Une attoseconde, c’est un milliardième de milliardième de seconde, et il y en a plus dans une seconde que de secondes qui ne se soient écoulées depuis la création de l’Univers… Ces ordres de grandeur vertigineux disent la complexité du champ de recherches d’Anne L’Huillier, Ferenc Krausz et Pierre Agostini, qui leur a permis de devenir lauréats du prix Nobel de physique 2023.
L’étude des phénomènes ultra-rapides a toujours été au cœur de la recherche en physique.

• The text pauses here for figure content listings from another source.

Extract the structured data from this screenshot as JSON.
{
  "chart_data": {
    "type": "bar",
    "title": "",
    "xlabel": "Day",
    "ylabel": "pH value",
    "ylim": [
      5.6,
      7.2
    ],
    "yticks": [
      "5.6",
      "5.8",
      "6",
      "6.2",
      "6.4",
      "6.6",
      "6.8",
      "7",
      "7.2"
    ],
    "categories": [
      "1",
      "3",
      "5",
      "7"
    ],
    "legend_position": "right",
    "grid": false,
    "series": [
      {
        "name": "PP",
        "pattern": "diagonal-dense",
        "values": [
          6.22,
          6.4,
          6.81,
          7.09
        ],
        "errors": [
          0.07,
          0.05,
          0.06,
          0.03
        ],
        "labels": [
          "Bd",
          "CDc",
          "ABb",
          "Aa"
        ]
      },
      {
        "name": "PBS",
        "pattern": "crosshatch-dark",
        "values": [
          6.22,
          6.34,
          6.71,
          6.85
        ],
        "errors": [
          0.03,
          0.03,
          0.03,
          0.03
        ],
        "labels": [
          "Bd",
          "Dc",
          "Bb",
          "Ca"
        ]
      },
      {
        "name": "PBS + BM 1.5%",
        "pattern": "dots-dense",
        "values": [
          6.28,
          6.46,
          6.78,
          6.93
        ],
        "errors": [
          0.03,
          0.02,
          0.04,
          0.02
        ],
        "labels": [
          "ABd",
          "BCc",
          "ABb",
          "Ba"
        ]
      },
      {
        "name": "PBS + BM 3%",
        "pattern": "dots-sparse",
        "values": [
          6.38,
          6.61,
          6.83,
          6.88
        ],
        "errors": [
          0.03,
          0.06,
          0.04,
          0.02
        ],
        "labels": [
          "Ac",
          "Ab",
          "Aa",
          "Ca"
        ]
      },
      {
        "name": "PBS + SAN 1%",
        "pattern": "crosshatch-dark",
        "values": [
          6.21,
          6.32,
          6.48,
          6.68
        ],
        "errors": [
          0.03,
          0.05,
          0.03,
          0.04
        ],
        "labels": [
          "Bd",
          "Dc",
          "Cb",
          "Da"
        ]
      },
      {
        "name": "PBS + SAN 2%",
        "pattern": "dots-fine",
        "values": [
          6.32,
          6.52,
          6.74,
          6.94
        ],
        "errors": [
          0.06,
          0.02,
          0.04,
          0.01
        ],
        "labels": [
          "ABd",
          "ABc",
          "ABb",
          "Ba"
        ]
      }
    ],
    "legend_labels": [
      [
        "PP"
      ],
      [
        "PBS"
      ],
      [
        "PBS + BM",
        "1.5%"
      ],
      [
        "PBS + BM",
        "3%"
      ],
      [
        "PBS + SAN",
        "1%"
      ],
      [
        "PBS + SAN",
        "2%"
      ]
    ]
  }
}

Dans ce domaine, l’une des découvertes les plus révolutionnaires des dernières décennies a été la manipulation d’attosecondes. Une attoseconde équivaut à une quintillionième de seconde, soit 10-18 secondes. Ces durées extrêmement courtes permettent aux physiciens de sonder et de comprendre des processus fondamentaux à l’échelle atomique et subatomique, ouvrant ainsi de nouvelles perspectives pour la recherche en physique et en chimie notamment.
La génération d’attosecondes est un exploit technologique remarquable. Elle repose sur un processus de déclenchement produit à l’aide d’un laser femtoseconde, capable d’émettre des impulsions de lumière d’une durée d’un millionième de milliardième de seconde (10-15 secondes). Ces impulsions intenses sont ensuite focalisées sur des gaz atomiques, généralement de l’argon, du néon ou du xénon. L’interaction entre le laser femtoseconde et les atomes génère une série d’harmoniques d’ordre élevé dans le spectre de la lumière émise : des impulsions attosecondes.
Les applications de la recherche attoseconde sont vastes. Elles permettent de sonder les mouvements des électrons dans les atomes et les molécules, d’observer les processus de photoionisation et de comprendre les mécanismes de transfert d’énergie dans les systèmes quantiques. Une application particulièrement prometteuse est l’imagerie attoseconde, ouvrant la possibilité de réaliser des vidéos moléculaires en suivant les mouvements des électrons à l’intérieur des molécules. Cette technique a le potentiel de révolutionner notre compréhension des processus chimiques fondamentaux, ouvrant la voie à des avancées dans des domaines tels que la catalyse chimique et la conception de médicaments.
La recherche attoseconde joue également un rôle clé dans la compréhension des processus de relaxation et de transfert d’énergie dans les systèmes quantiques complexes ou l’étude des processus électroniques dans les solides, offrant d’explorer des processus fondamentaux à l’échelle de l’atome et de la molécule avec une résolution temporelle inégalée.
Ces recherches ont également des implications potentielles dans le développement de nouvelles technologies, notamment dans les domaines de la communication optique ultra-rapide et de la photonique. La capacité de manipuler et de contrôler les attosecondes ouvre des opportunités passionnantes pour la création de dispositifs optiques avancés et de capteurs ultra-rapides.
C’est en somme parce qu’ils ont développé un tel capteur ultra-rapide qu’Anne L’Huillier, Ferenc Krausz et Pierre Agostini ont été récompensé du prestigieux prix Nobel de physique 2023. Si des caméras aussi rapides sont nécessaires pour observer les électrons, c’est parce que ces derniers ne tiennent pas en place… Les éclairer avec une impulsion de lumière plus longue provoque un flou de l’image où non seulement les électrons, mais les atomes voire les ensembles d’atomes bougent, dégradant la netteté de l’objet de l’observation.
Ainsi, la Physique attoseconde incarne la quête perpétuelle des physiciens pour explorer l’infiniment petit et l’infiniment rapide. En ouvrant de nouvelles portes vers la compréhension de notre univers, les prix Nobel de physique 2023 en sont des pionniers.